Через зал шла Дита, покачиваясь на неимоверно высоких каблуках, громко стучавших по потертому полу, покрытому плиткой.
– Доктор, мистер Мэрион уволился!
Тахион оторвал взгляд от карты, которую внимательно изучал.
– Кто?
– Мистер Мэрион, учитель.
– Вот дерьмо.
Тахион не слишком часто так бранился, и Дита изумленно поглядела на него.
– Дита, я сейчас настолько занят, чтобы с этим разбираться. Поскольку это все равно дело проигрышное, не наймешь ли ты нового учителя сама? Будь любезна.
– Но я даже не знаю, кого мне искать.
– Преподавателя с хорошим знанием математики и других наук. Хорошо было бы, чтобы он немного разбирался в истории, литературе и музыке. Или, по крайней мере, имел хороший вкус в этом.
Раздался щелчок и шипение пейджера, и их разговор прервал голос от пульта.
– Доктор Тахион, в приемный покой. Доктор Тахион, в приемный покой.
– Но…
– Просто воспользуйся здравым смыслом.
Накинув стетоскоп на шею, Тахион поднял трубку, связываясь с дежурными медсестрами третьего этажа.
– Что там такое?
– Дикая Карта, – послышался резкий ответ доктора Финна. Не теряя времени, Тахион пошел к лифту.
Ребенок корчился, лежа на смотровом столе. Копыта Финна нервно постукивали по плитке, пока он старался удержать ребенка на месте. Он был первым врачом-джокером в клинике имени Блайз ван Ренссэйлер, и поначалу джокеры этому противились, считая, что он прошел обучение благодаря разнарядке, а не знаниям. Но уже после двух недель работы с молодым врачом Тахион был готов уверить их, что их страхи беспочвенны.

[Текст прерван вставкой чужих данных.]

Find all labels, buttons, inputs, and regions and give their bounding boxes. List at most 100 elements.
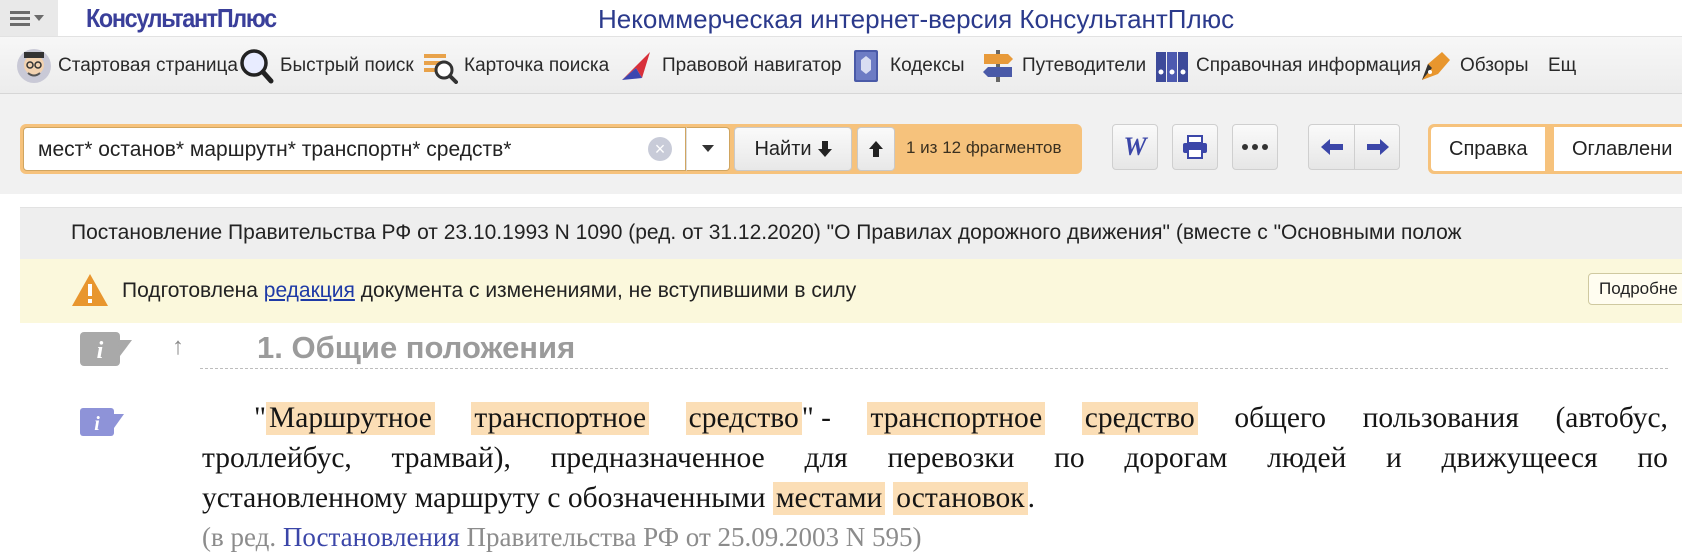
nav-reviews[interactable]: Обзоры [1418,45,1529,87]
text-word: троллейбус, [202,442,352,474]
consultant-logo[interactable]: КонсультантПлюс [86,3,277,34]
document-title: Постановление Правительства РФ от 23.10.… [71,221,1462,244]
arrow-right-icon [1367,139,1389,155]
nav-start-page[interactable]: Стартовая страница [16,45,238,87]
clear-icon[interactable]: × [648,137,672,161]
text-word: общего [1234,402,1327,434]
up-arrow-icon[interactable]: ↑ [172,333,184,361]
search-highlight: местами [772,482,886,515]
nav-label: Кодексы [890,55,965,76]
text-word: дорогам [1124,442,1228,474]
app-title: Некоммерческая интернет-версия Консульта… [598,4,1235,34]
section-heading: 1. Общие положения [257,330,576,365]
title-bar: КонсультантПлюс Некоммерческая интернет-… [0,0,1682,36]
edition-link[interactable]: редакция [264,279,355,302]
fragment-counter: 1 из 12 фрагментов [906,138,1062,157]
arrow-left-icon [1321,139,1343,155]
search-highlight: остановок [893,482,1028,515]
signpost-icon [983,50,1013,82]
text-word: людей [1267,442,1347,474]
binders-icon [1156,52,1188,82]
search-input[interactable]: мест* останов* маршрутн* транспортн* сре… [23,127,686,171]
arrow-up-icon [869,141,883,157]
revision-note: (в ред. Постановления Правительства РФ о… [202,522,921,553]
paragraph-line-3: установленному маршруту с обозначенными … [202,482,1668,515]
text-word: движущееся [1441,442,1598,474]
text-word: перевозки [887,442,1015,474]
magnifier-icon [240,49,274,84]
separator [200,368,1668,369]
more-actions-button[interactable] [1232,124,1278,170]
search-highlight: средство [1081,402,1198,435]
text-word: (автобус, [1555,402,1668,434]
details-button[interactable]: Подробне [1588,273,1682,305]
nav-reference-info[interactable]: Справочная информация [1154,45,1421,87]
text-word: предназначенное [550,442,765,474]
navigator-icon [622,52,650,80]
tab-contents[interactable]: Оглавлени [1554,127,1682,171]
nav-label: Стартовая страница [58,55,238,76]
resolution-link[interactable]: Постановления [283,522,460,552]
nav-search-card[interactable]: Карточка поиска [422,45,609,87]
hamburger-icon [10,11,30,26]
text-fragment: установленному маршруту с обозначенными [202,482,773,514]
search-panel: мест* останов* маршрутн* транспортн* сре… [20,124,1082,174]
nav-label: Путеводители [1022,55,1147,76]
nav-label: Обзоры [1460,55,1529,76]
warning-icon [72,274,108,306]
text-word: и [1386,442,1402,474]
paragraph-line-1: " Маршрутное транспортное средство " - тра… [202,402,1668,435]
search-card-icon [424,54,458,84]
chevron-down-icon [34,15,44,21]
search-highlight: средство [685,402,802,435]
text-word: пользования [1362,402,1519,434]
previous-fragment-button[interactable] [857,127,895,171]
printer-icon [1183,135,1207,159]
text-word: по [1637,442,1668,474]
find-button[interactable]: Найти [734,127,852,171]
revision-text: (в ред. [202,522,283,552]
back-button[interactable] [1309,125,1355,169]
svg-text:i: i [97,338,104,364]
nav-label: Ещ [1548,55,1577,76]
forward-button[interactable] [1355,125,1401,169]
text-word: по [1054,442,1085,474]
nav-codes[interactable]: Кодексы [848,45,965,87]
search-query: мест* останов* маршрутн* транспортн* сре… [38,138,512,161]
nav-label: Карточка поиска [464,55,610,76]
nav-label: Справочная информация [1196,55,1421,76]
nav-quick-search[interactable]: Быстрый поиск [238,45,414,87]
export-word-button[interactable]: W [1112,124,1158,170]
document-tabs: Справка Оглавлени [1428,124,1682,174]
text-fragment: средство " - [685,402,831,435]
print-button[interactable] [1172,124,1218,170]
revision-text: Правительства РФ от 25.09.2003 N 595) [459,522,922,552]
search-highlight: транспортное [471,402,650,435]
search-history-dropdown[interactable] [686,127,730,171]
professor-icon [17,49,51,83]
nav-more[interactable]: Ещ [1548,45,1576,87]
ellipsis-icon [1242,144,1268,150]
info-icon[interactable]: i [80,406,124,438]
nav-label: Правовой навигатор [662,55,842,76]
text-word: трамвай), [391,442,511,474]
edition-notice: Подготовлена редакция документа с измене… [20,259,1682,323]
text-fragment: . [1027,482,1035,514]
notice-text-after: документа с изменениями, не вступившими … [354,279,857,302]
text-word: для [804,442,848,474]
tab-reference[interactable]: Справка [1431,127,1546,171]
search-highlight: Маршрутное [266,402,435,435]
chevron-down-icon [702,145,714,152]
main-menu-button[interactable] [0,0,58,36]
notice-text-before: Подготовлена [122,279,264,302]
info-icon[interactable]: i [80,330,132,368]
arrow-down-icon [817,141,832,157]
paragraph-line-2: троллейбус, трамвай), предназначенное дл… [202,442,1668,475]
nav-guides[interactable]: Путеводители [980,45,1146,87]
codex-book-icon [854,50,878,82]
nav-legal-navigator[interactable]: Правовой навигатор [620,45,842,87]
text-quote: " [254,402,267,434]
text-fragment: " Маршрутное [254,402,435,435]
svg-text:i: i [94,413,100,435]
word-icon: W [1123,132,1147,161]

Мать ребенка в панике глядела на Тахиона.
Внешне девочка была натуралкой. Что там с ее генетическим кодом – вопрос другой. Проявление симптомов или только что заразилась? На этот вопрос ответят только анализы.
– Первичный осмотр показал отсутствие трансформаций. Мы сумели стабилизировать пульс и давление, я послал за «козырем», но…
– Благодарю, доктор. Миссис…?
– Уилсон, – подсказала медсестра.
– Уилсон.
Тахион взял женщину под руку и повел прочь от корчащегося ребенка.
– У вашей дочери заражение Дикой Картой, и практически очевидно, что она вытянула Даму Пик.
Женщина ахнула и тихо заплакала, закрыв рот рукой.
– Мы должны принять решение очень быстро. Мы можем ввести ей противодействующий вирус, который я создал…
– Так вводите!
– Но я должен предупредить вас о том, что лечение проходит успешно лишь в двадцати процентах случаев. Чаще улучшения не наступает. Вирус продолжает действовать по-прежнему. И есть вероятность смертельного исхода, в результате реакции на «козырь», но очень небольшая.